Imagine building a policy platform on what was heard, instead of the status quo of elites and their policy wonks writing a policy platform and then polling people about it. A policy platform built from what communities need only comes from an actual representative model of democracy where our leaders are in our communities, not hidden in Wellington or inner city offices.

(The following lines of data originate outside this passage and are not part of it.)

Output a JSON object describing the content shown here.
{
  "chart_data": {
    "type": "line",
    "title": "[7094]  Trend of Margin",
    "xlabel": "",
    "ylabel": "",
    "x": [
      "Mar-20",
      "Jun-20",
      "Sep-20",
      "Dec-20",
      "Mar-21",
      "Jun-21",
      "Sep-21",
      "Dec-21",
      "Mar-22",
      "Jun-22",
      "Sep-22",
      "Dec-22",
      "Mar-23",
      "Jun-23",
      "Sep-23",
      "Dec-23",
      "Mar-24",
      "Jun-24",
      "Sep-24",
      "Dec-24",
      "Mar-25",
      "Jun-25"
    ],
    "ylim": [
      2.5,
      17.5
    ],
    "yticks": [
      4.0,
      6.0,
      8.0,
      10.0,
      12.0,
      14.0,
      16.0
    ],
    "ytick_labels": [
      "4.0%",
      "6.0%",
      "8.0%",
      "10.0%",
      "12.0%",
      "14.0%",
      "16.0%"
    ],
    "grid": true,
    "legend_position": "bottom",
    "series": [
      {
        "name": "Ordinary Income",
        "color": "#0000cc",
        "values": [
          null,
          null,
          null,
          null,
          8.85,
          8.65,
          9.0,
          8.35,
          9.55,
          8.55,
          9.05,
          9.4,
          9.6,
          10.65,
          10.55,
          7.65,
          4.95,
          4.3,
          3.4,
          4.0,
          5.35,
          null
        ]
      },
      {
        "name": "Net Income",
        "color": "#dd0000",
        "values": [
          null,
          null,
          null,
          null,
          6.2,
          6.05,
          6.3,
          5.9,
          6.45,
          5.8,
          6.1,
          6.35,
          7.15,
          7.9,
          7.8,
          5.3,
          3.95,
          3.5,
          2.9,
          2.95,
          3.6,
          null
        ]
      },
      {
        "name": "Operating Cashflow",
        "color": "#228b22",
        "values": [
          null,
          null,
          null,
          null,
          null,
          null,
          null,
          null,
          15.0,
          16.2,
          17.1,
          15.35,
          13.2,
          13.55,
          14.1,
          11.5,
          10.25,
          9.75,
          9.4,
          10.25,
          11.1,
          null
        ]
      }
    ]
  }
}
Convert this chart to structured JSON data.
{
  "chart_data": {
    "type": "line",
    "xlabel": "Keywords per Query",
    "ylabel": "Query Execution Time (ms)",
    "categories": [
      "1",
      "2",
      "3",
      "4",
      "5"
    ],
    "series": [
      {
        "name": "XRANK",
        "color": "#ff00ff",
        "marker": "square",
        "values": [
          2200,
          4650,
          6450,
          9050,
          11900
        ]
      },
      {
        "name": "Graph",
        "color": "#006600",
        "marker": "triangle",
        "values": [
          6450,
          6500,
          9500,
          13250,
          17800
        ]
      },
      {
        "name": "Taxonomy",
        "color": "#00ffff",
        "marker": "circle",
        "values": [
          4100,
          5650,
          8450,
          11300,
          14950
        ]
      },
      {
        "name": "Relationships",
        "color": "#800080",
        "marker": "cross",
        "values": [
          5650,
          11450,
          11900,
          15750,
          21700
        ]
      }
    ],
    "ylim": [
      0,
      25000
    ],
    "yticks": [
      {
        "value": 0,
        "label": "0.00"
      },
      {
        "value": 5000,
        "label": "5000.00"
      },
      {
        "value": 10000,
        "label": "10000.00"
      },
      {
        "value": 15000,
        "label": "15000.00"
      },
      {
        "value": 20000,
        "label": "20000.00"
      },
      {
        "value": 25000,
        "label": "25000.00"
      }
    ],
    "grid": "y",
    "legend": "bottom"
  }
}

Listening and change. I don’t think it’s that hard, but a key challenge is we’re on this train of an economic model with an engine made up of growth and profit and everything else – people, land and quality of life – are just fuel. The train drivers, the elite, the 1 Percent, the rich have done well on the journey. Most have not. But Brexit and the Trumpocalypse are warning signs at the end of the line. Here in Aotearoa New Zealand the response to date has been decreasing voter turnout and civic involvement, but the Northland by-election is a little indicator of what a fear-mongering populist could potentially achieve among dissatisfied voters. We have an opportunity before the end of the line to change. We can still actually transform the system so that growth and profit are used in service of people, land and quality of life. Yes, it would mean the elite would need accept less growth and re-distributed profits, would need to accept the movement of some of their private wealth into public hands, but better this than voters reach the point where they just want to see the world burn.

Change is inevitable. We can all see it coming. If you can’t you’ve built the fences too high around your mansion. The only true choice we all have is how that change will occur. Listening or not-listening is the choice. If we support listening leaders, it can be a transformation full of hope and possibility. If we stay the current path, it will be an end determined by fear and anger, both spectacular and disastrous.